Radius windows include circular shapes, half circles and arched tops. This style of window brings softness to a room as it juxtaposes the straight corners of rectangular windows. They can be operable to let in fresh air or fixed to only let in light.
Bay and Bow windows provide a dramatic accent to exterior walls for added curb appeal. You’ll also gain interior space in your home for furnishings or a permanent window seat. Bay and Bow windows can be flanked with casement windows or single hung windows for ventilation and additional light.
The Jalousie window is available with multiple glass options or attractive cedar slats. Their louvers open easily and close tight. Use side by side to create a wall of windows or mix with picture windows to frame a view with ventilation.

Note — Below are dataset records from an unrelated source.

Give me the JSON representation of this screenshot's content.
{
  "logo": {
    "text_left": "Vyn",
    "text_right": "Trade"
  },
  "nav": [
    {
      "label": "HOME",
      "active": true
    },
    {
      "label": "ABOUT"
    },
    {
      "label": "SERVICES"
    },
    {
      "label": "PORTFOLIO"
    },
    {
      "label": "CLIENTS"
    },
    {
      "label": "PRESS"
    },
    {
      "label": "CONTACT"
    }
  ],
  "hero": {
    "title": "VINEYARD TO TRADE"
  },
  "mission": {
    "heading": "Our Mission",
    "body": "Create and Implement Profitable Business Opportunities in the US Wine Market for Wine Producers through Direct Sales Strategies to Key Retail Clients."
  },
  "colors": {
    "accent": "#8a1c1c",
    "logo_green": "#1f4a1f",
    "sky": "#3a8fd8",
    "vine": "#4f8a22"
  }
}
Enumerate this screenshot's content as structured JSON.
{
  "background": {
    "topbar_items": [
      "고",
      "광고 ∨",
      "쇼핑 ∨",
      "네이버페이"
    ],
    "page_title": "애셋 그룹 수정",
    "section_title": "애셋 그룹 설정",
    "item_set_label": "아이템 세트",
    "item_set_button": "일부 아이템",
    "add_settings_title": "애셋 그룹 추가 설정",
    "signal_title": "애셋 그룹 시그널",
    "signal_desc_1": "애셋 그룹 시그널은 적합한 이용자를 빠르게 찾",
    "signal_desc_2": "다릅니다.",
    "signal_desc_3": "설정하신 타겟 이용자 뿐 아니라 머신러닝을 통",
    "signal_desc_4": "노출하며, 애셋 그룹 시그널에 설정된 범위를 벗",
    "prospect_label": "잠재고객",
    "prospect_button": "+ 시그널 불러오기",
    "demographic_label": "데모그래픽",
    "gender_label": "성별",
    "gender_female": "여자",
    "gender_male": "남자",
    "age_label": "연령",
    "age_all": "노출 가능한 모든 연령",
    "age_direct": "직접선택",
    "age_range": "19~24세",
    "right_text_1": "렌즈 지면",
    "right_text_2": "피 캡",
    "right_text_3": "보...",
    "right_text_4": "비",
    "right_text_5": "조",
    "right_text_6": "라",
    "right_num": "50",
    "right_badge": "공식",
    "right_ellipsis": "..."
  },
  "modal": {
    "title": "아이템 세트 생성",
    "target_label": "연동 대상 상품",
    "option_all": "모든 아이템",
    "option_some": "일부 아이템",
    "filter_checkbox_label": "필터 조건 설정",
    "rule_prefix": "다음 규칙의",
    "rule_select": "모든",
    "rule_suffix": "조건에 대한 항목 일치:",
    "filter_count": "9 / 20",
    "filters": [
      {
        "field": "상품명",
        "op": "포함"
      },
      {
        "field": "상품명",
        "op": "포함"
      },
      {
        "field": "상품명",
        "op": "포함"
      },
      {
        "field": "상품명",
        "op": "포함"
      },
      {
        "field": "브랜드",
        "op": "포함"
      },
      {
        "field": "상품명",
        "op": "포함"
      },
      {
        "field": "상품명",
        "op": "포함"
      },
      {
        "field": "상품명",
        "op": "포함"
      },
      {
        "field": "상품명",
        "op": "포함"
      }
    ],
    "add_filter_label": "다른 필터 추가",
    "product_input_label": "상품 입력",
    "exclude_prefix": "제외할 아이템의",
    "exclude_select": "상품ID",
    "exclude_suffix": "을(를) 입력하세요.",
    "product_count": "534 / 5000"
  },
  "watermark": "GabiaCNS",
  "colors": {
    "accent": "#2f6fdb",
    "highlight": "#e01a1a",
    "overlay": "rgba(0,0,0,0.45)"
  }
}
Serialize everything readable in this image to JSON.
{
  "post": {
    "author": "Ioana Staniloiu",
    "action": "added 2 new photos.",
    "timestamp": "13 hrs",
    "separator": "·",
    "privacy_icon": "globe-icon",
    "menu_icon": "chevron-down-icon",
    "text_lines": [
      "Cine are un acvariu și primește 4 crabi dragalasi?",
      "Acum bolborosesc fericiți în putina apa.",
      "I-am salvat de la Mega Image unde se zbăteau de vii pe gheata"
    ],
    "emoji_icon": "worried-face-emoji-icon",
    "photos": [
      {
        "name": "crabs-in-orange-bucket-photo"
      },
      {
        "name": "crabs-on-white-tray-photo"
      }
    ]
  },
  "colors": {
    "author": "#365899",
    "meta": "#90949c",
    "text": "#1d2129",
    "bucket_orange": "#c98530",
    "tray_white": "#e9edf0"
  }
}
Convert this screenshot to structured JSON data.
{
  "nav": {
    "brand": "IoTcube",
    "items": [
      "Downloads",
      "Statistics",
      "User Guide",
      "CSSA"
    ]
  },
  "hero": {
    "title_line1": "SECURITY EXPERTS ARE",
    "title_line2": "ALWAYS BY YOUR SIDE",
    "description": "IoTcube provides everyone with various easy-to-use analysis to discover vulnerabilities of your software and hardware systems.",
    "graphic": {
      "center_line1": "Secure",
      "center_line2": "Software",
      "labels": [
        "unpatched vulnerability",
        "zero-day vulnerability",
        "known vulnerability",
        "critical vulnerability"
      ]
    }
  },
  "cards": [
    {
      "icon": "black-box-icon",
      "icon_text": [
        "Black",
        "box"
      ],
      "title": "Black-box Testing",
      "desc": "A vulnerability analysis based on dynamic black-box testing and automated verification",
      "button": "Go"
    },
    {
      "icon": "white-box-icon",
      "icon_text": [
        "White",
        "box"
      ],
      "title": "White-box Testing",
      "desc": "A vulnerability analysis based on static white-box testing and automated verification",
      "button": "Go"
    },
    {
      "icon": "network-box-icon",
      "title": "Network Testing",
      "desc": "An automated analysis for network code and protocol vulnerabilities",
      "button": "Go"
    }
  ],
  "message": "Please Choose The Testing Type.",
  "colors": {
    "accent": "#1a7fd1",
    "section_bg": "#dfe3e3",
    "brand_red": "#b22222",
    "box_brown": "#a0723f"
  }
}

Garden windows extend out from the house and generally have an interior shelf for plants and herbs. Side vents provide ventilation. Because the window extends beyond the house, you won't want to put a garden window in a place where it would interfere with sidewalks, patios or other exterior features.
Each type of window construction have different advantages. Below is a list to help you decide on what is best for your property.
For years, wood has been a readily available window substrate, and the most common choice for homes. It could be painted a solid color or stained and sealed to show off the wood grain. Wood is also strong and easy to work with, is a natural insulator and complements many forms of architecture.
Compared to vinyl and fiberglass, wood window and door frames require more maintenance. Regular sealing, staining or painting is needed to prolong the beauty of the wood. Frequent touchups and the occasional refurbishing, sanding and applying new coats is almost always required.
Fiberglass frames are essentially composed of glass fibers and resin, materials that expand and contract very little with temperature changes in the weather. Until recently, the complex profiles required for window designs have been impossible to attain with fiberglass. Innovation has made it possible to design a fiberglass frame and fiberglass windows and patio doors are becoming more popular among homeowners for its beauty and long-lasting durability.
Fiberglass windows and doors resist swelling, rotting and warping. The frame expands and contracts at approximately the same rate as the insulated glass it holds for improved energy efficiency and strength. While fiberglass frames do not require repainting for upkeep, the material is able to be repainted if you prefer to change colors.
Vinyl frames are made primarily from polyvinyl chloride (PVC). This material has many advantages, including being virtually maintenance-free. There will be differences in the quality of one manufacturer's vinyl compared to another. This is because a vinyl frame is made from a compound—a recipe of sorts—that dictates its performance over time. Each additive to a company's vinyl recipe helps determine the long-term characteristics of the final product, like its weather and impact resistance. For example, titanium dioxide makes the vinyl more heat resistant. At first glance, competing windows may look the same, but there can be key differences in the vinyl recipe used and how vinyl parts are formed to make a window structurally strong and optimize insulation performance.
Light yet strong, aluminum windows and doors can be configured into a wide variety of combinations. The narrowness of the frame places the focus on the glass and subsequently, the view it offers. Multi-panel door systems are often made with aluminum frames to facilitate indoor/outdoor living. Thermally Improved Aluminum windows and doors are equipped with thermal breaks to separate the interior and exterior surfaces and reduce heat transfer.